Should you decide to go the remanufactured engine route, you may want to check out Rebuilt Auto Car Engines (www.rebuilt-auto-engines.com). This company can provide myriad 350, 400, and 455 remanufactured Pontiac long-blocks from the '70s that range in price from $1,657.95 for '68-'79 350s, plus a $249 core charge, to $1,511.95 with a $399 core charge for '67-'79 400s, to $1,765.95 with a $649 core charge for '70-'76 455s. The company even offers extra-cost performance upgrades.

Though HPP has never purchased an engine from this company one of our contributors has bought engines regularly for years and has had very positive experiences. The engines also come with a 7-year, 70,000-mile warranty.

If you desire a high-performance engine, Len Williams (www.lenwilliamsautomachine.com) has been building 400s and 455s for Pontiac hobbyists since 1977. A 400 long-block capable of approximately 385 hp (when using your compatible induction, ignition, and exhaust) is $3,495, and the 455 with approximately 425 hp costs $4,095 with no core required.

Automatic Transmissions
Make a concerted effort to buy a Pontiac with a properly working Turbo 350 or Turbo 400 transmission then all you have to do is add a B&M or TCI shift kit for about $38 from Jegs.

Be aware that the lighter-duty Turbo Hydramatic 200s back six-cylinders, and some 301 and 305 two-barrel engines from '77 up in Ventura/Phoenix and Bonne/Catalina models.

But should the trans end up needing rebuilding or replacing, and you want to do it relatively inexpensively, Rebuilt Automatic Transmissions (www.rebuilt-auto-transmissions.com) offers rebuilt Turbo 350s and 400s for Pontiacs for $660, plus a $200 core charge and a 1-year limited warranty. The trans comes with a new torque converter as well.

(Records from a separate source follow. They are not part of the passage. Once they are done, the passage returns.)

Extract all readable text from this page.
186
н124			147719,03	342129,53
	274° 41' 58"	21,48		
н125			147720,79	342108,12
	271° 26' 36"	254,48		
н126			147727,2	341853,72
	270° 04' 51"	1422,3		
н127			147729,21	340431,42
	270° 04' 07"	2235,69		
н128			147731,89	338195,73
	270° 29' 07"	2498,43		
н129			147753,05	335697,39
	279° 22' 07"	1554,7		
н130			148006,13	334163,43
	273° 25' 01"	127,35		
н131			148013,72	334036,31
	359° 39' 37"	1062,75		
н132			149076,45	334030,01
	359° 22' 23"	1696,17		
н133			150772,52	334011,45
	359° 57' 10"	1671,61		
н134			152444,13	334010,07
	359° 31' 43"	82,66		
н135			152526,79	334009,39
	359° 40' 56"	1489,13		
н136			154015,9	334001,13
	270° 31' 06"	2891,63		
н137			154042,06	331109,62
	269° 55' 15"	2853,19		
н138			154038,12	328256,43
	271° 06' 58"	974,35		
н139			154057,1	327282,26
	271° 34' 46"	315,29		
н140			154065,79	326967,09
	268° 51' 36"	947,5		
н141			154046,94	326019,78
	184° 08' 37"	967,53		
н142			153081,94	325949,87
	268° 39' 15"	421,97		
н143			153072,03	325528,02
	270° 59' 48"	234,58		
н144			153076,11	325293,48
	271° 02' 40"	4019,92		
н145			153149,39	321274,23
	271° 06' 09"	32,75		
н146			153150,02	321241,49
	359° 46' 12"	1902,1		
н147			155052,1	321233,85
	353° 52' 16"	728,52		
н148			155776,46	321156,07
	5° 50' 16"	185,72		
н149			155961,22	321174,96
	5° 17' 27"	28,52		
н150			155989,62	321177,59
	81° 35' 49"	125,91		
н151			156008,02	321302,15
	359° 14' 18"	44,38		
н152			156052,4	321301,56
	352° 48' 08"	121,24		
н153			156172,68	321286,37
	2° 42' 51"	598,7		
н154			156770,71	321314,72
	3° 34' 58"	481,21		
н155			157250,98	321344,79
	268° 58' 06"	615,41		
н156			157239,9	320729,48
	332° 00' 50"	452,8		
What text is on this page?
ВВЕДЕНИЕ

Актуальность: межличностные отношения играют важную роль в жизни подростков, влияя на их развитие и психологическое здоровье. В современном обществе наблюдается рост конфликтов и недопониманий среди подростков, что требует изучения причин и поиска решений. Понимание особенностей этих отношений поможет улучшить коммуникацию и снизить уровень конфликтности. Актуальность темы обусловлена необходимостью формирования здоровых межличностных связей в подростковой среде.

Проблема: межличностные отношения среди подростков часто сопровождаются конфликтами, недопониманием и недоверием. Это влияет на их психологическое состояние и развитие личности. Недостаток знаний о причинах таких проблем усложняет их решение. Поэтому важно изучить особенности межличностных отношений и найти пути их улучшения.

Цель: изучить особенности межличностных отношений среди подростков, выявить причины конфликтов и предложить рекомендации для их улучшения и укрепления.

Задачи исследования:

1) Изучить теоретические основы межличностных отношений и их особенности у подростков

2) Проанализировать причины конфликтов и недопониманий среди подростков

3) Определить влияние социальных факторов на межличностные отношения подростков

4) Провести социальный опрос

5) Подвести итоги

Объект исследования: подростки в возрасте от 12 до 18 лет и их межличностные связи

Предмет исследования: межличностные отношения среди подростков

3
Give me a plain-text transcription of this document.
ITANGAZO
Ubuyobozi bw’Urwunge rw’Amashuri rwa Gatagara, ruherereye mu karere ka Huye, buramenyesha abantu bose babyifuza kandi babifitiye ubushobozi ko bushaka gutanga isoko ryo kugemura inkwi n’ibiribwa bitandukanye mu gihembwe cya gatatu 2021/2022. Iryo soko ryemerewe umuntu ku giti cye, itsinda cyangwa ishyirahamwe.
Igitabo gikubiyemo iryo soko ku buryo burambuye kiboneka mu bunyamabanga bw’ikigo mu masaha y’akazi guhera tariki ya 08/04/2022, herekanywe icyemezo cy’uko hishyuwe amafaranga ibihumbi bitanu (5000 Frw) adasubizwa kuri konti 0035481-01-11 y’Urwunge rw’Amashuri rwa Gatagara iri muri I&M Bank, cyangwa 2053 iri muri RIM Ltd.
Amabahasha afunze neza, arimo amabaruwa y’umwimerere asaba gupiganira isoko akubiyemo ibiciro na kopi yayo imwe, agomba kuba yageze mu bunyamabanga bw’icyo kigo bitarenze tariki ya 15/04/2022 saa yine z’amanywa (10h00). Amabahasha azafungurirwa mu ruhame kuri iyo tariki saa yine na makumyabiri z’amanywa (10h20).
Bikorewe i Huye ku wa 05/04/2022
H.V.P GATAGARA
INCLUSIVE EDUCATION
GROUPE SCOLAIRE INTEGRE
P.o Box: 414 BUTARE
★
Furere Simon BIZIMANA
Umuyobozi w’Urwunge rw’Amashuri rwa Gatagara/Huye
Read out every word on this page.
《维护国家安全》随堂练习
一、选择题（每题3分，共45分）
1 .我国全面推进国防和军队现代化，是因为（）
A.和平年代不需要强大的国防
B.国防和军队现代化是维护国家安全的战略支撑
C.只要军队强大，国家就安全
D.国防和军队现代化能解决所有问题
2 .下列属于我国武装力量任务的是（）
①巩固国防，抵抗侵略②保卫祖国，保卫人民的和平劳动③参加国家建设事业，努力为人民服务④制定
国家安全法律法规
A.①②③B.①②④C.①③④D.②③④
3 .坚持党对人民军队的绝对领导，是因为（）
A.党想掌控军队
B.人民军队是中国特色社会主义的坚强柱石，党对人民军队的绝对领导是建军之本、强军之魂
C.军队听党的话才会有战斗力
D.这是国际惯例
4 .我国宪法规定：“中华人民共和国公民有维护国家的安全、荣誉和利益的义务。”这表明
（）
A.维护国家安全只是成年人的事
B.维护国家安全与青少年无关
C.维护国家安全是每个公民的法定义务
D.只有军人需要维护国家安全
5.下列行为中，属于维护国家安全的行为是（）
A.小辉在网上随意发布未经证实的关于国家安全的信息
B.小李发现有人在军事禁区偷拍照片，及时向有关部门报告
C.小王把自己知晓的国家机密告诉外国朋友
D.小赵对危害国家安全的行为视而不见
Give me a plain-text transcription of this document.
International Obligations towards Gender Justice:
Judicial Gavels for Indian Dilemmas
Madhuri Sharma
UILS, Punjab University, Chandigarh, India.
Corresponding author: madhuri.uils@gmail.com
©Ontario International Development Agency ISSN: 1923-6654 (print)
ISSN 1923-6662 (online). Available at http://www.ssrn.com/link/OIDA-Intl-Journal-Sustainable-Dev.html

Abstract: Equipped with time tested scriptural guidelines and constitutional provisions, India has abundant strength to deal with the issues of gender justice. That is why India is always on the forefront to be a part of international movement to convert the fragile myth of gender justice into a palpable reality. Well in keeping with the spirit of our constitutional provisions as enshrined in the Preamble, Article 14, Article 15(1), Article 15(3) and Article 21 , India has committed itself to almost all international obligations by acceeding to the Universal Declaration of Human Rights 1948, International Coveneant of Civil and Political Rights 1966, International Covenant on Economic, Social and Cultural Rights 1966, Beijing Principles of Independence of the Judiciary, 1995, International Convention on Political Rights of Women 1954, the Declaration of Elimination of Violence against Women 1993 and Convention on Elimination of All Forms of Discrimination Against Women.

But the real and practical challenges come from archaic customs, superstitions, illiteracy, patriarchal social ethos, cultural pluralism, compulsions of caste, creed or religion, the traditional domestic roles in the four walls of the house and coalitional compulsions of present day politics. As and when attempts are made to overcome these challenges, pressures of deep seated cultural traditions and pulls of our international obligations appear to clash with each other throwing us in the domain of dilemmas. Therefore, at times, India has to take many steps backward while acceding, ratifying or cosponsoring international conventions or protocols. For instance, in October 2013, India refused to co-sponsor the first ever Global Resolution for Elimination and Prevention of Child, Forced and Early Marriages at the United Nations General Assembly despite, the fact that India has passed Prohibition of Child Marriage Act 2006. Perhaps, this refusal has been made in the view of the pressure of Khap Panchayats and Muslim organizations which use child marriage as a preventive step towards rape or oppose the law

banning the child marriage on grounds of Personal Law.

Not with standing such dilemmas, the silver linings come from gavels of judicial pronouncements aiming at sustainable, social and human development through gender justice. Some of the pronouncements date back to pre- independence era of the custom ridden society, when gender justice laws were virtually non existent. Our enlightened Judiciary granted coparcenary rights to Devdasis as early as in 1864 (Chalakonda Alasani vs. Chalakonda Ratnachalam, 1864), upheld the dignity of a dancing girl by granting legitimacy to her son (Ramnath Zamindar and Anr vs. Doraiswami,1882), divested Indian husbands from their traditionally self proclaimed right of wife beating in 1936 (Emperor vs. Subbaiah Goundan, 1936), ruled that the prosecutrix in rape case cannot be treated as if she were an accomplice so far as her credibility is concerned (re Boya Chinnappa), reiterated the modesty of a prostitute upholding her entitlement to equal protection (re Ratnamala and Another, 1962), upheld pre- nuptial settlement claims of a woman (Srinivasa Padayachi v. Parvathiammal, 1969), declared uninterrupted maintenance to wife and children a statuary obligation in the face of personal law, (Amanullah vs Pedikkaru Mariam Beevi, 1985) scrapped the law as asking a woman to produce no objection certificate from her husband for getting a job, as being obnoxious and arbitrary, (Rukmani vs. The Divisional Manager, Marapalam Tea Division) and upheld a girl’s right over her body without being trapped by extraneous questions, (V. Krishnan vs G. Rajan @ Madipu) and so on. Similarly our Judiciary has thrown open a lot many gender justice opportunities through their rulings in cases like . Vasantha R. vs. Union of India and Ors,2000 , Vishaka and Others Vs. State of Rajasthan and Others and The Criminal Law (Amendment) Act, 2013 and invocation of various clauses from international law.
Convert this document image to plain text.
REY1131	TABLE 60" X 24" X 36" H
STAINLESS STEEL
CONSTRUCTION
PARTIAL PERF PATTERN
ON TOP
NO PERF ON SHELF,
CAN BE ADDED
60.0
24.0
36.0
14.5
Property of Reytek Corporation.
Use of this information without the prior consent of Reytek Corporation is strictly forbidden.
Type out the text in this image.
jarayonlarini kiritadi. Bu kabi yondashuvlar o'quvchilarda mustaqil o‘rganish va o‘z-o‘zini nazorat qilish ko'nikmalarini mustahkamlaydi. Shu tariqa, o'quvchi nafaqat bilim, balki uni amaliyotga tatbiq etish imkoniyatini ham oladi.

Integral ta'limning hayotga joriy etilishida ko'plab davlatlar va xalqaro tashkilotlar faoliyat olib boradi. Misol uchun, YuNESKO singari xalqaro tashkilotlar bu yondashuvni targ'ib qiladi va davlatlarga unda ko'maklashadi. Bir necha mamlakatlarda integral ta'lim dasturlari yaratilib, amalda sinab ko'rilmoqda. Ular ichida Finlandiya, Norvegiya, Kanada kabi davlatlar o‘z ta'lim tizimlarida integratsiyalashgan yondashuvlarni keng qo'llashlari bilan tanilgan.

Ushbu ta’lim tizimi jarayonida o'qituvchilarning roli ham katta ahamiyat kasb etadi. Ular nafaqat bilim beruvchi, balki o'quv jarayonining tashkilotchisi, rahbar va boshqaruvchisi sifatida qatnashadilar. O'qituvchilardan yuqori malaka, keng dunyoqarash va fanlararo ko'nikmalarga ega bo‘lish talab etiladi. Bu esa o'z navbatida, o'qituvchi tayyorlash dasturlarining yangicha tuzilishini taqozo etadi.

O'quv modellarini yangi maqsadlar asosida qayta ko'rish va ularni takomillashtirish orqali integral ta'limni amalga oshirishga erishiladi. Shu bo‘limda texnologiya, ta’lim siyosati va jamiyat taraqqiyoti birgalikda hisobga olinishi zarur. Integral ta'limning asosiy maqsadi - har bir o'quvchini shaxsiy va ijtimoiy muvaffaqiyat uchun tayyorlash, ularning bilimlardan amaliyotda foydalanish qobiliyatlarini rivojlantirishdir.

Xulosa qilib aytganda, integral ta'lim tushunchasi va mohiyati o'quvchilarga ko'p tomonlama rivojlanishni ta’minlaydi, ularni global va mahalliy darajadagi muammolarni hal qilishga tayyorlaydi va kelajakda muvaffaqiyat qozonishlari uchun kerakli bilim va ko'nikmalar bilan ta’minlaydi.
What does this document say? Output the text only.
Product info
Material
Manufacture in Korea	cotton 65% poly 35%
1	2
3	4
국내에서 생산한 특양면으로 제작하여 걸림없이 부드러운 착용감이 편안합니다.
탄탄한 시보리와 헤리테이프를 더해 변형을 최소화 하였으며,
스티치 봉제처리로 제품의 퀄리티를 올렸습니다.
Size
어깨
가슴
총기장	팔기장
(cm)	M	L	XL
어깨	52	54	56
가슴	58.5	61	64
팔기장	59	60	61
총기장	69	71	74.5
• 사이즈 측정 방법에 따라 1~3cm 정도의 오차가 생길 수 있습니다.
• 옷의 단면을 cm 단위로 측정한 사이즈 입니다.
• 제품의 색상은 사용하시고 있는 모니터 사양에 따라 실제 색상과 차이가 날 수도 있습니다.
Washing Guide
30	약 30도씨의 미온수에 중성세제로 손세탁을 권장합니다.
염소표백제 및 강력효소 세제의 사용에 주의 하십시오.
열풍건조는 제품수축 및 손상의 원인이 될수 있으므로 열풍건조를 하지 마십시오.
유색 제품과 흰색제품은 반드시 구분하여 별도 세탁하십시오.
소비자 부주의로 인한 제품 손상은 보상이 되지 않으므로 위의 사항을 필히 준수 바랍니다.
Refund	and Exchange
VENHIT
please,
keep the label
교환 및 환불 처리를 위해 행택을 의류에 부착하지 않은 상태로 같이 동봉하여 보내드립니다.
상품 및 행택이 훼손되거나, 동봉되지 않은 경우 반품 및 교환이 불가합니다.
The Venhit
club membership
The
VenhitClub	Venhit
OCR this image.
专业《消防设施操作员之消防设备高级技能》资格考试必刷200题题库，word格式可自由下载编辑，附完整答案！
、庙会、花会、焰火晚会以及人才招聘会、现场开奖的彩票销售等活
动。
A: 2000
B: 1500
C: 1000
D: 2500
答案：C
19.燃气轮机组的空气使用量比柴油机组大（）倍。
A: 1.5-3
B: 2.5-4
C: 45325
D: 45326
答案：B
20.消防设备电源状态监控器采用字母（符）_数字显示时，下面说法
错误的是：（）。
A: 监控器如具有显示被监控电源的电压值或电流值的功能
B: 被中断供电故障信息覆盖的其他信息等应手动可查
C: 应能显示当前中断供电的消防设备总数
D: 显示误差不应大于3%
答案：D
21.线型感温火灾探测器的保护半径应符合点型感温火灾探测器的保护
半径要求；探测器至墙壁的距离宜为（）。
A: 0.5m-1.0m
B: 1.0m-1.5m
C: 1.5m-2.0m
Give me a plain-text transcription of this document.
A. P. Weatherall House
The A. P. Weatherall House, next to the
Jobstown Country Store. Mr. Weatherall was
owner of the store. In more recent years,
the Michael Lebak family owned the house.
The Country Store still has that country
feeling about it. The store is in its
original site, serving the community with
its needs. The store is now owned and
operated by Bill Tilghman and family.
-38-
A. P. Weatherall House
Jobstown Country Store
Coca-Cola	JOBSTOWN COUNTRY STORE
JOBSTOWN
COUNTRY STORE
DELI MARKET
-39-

Most of the Pontiacs discussed in this story will come with a 10-bolt rear. However, it could be a Buick rear (B), a Chevy (G) from Detroit gear and axle, an Olds (O) Chevrolet-Buffalo Gear (C), or GM of Canada (K) unit.

Since the C-clip equipped 8.5-inch ring-geared Chevy 10-bolt is the most common, and has the best parts availability we'll discuss that one. Most Pontiacs of the era will come with 2.41, 2.56, 2.73, or 3.08 gears. If you enjoy highway driving with low revs and want to save the cost of an overdrive trans, then keep those gears. If you want more punchy performance, 3.42s or 3.73s will help.

The 2-series carriers accept 2.41 and 2.56 gears and 3 series carriers accept 2.73 to 5.13 gears. To use 2.73 and up gears on a 2-series carrier without swapping out to a 3-series, you'll need a ring gear spacer. Jegs has a Mr. Gasket spacer for $34.99.

Also, chances are the rear will be open, not a posi. Finding a used posi unit for a Chevy 8.5-inch 10-bolt for about $150-$200 shouldn't be too difficult, or you may want to look into a used Eaton or Auburn posi, as new Eatons run about $490 and the Auburn is about $340.